Bloody Sunday in Fremantle

A public quarantine due to an outbreak of influenza mushroomed into a major confrontation in Fremantle. When scabs (called "nationals") attempted to unload the Dimboola, which was carrying food and medical supplies, a picket sprang up mid-April as the lumpers refused to work with the non-union labour; thousands of people took part in demonstrations in late April and one march supporting the lumpers was led by 100 soldiers returning from war, armed with their revolvers.

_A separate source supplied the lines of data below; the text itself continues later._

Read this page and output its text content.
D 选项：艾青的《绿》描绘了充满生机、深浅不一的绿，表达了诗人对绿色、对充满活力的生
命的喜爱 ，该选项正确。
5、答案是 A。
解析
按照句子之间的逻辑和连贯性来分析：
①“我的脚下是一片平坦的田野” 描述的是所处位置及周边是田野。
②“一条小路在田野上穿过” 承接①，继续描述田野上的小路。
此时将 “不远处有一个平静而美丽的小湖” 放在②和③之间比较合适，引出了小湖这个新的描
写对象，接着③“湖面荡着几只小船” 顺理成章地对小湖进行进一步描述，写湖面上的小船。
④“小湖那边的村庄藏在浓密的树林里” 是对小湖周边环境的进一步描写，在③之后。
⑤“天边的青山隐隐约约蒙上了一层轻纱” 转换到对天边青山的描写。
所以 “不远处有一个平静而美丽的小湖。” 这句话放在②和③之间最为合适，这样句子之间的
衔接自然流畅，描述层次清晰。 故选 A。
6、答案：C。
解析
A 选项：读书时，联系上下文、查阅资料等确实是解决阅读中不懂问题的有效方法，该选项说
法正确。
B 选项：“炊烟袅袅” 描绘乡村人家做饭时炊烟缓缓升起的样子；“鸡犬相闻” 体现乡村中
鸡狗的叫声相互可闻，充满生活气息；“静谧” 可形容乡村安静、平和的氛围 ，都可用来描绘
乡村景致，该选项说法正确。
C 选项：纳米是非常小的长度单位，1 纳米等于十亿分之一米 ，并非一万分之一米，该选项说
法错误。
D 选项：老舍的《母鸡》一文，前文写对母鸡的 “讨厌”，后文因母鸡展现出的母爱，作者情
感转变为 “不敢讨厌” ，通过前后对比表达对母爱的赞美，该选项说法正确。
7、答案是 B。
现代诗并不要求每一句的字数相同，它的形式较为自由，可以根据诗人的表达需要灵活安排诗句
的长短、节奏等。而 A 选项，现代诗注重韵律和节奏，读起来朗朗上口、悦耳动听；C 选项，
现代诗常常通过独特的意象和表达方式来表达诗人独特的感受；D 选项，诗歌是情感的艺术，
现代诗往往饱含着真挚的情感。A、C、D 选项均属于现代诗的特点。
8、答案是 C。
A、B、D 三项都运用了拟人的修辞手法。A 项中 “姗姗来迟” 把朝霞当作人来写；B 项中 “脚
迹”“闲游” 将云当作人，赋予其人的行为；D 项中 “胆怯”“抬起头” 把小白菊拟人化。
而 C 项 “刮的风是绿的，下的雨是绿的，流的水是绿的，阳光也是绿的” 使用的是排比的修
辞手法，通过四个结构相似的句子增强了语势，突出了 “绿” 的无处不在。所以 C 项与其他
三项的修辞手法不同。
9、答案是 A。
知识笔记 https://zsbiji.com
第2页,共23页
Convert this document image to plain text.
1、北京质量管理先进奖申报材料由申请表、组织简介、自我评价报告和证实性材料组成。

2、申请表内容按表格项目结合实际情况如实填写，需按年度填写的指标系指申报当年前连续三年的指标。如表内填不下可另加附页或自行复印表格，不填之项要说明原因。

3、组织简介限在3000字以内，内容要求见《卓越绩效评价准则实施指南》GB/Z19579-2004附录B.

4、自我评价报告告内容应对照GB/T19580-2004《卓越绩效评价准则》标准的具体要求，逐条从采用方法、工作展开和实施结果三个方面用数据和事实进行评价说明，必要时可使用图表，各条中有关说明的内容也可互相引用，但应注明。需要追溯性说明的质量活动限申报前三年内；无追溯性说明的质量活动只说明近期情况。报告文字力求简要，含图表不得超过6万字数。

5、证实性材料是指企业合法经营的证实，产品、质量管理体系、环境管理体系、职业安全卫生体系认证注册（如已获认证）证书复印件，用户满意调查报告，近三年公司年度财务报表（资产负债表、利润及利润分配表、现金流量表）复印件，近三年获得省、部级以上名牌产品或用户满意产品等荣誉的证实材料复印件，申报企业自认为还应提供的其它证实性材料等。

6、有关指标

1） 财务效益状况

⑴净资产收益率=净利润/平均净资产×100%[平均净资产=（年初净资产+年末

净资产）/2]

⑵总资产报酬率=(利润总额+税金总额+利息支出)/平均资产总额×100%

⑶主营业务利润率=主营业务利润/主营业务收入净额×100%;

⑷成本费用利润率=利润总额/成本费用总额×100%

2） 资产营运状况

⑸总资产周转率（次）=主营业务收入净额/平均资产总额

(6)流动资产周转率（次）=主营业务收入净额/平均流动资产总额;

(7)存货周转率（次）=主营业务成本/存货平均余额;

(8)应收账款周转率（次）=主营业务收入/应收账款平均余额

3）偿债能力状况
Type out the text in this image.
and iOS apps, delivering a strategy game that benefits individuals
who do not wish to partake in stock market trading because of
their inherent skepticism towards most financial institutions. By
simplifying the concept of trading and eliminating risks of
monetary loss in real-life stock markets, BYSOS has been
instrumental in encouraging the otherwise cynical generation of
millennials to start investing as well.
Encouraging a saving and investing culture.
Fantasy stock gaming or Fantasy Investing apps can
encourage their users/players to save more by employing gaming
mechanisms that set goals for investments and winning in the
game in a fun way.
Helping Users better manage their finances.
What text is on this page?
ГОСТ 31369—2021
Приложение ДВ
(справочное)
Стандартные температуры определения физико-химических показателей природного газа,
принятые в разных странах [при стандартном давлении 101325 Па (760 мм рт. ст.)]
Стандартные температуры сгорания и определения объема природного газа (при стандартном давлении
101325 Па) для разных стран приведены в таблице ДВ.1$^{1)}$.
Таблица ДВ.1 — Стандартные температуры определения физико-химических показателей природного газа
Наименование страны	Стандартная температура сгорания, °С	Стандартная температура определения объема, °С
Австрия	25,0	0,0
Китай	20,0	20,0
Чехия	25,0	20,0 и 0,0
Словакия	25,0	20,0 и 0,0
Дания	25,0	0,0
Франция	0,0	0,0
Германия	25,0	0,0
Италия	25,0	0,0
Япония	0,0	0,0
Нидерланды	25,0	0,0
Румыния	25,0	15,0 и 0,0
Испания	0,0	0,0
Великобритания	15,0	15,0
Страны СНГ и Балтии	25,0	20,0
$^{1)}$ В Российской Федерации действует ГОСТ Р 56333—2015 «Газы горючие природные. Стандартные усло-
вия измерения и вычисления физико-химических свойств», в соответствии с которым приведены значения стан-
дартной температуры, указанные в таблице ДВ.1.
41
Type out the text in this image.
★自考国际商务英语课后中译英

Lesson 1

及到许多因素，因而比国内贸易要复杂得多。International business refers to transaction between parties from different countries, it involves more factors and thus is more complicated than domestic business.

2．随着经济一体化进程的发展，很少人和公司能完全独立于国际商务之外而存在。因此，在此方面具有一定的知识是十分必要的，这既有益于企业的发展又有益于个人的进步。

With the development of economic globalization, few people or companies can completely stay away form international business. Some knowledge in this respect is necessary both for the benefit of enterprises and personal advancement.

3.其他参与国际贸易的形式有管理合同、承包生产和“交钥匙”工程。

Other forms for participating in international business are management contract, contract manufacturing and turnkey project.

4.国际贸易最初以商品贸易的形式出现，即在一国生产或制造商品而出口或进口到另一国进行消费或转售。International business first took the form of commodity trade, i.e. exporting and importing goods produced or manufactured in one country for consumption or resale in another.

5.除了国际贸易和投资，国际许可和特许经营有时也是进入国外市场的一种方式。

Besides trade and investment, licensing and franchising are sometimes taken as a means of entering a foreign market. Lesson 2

On May 4th ("Bloody Sunday"), barricades sprang up; townspeople and maritime workers flocked to the wharves. The state's Premier was aboard a launch piloted by scabs which, when it reached Femantle with another launch, was pelted with scrap iron and stones thrown by protestors, including women and children.

A police force, numbering 80 men, confronted 300 lumpers; when the Premier's launch reached the wharf, mounted and foot police forced back crowds that had surged towards Horseshoe Bridge. Additional police appeared with rifles and fixed bayonets. As "Wharfies" recounts: "They charged into the crowd with butts and batons to cut off the rioters from the nationals erecting the barricades. The rioters now included some women and returned soldiers in uniform. There were claims that one returned soldier was bayoneted. The mounted police were being driven back by the attacking crowd which was now estimated to be between three and four thousand. The crowd was shouting at the nationals erecting the barricades and urging the police to lay down their arms. Several revolver shots were fired; their source was unclear, but they may have come from the crowds of lumpers and their supporters."

One lumper, Thomas Edwards, was fatally wounded. His funeral would be attended by five thousands people, led by WWF President Bill Renton who rode, head bandaged from an injury suffered in the fight with police, on a black horse. The state's entire transport system halted for three minutes to mark the moment.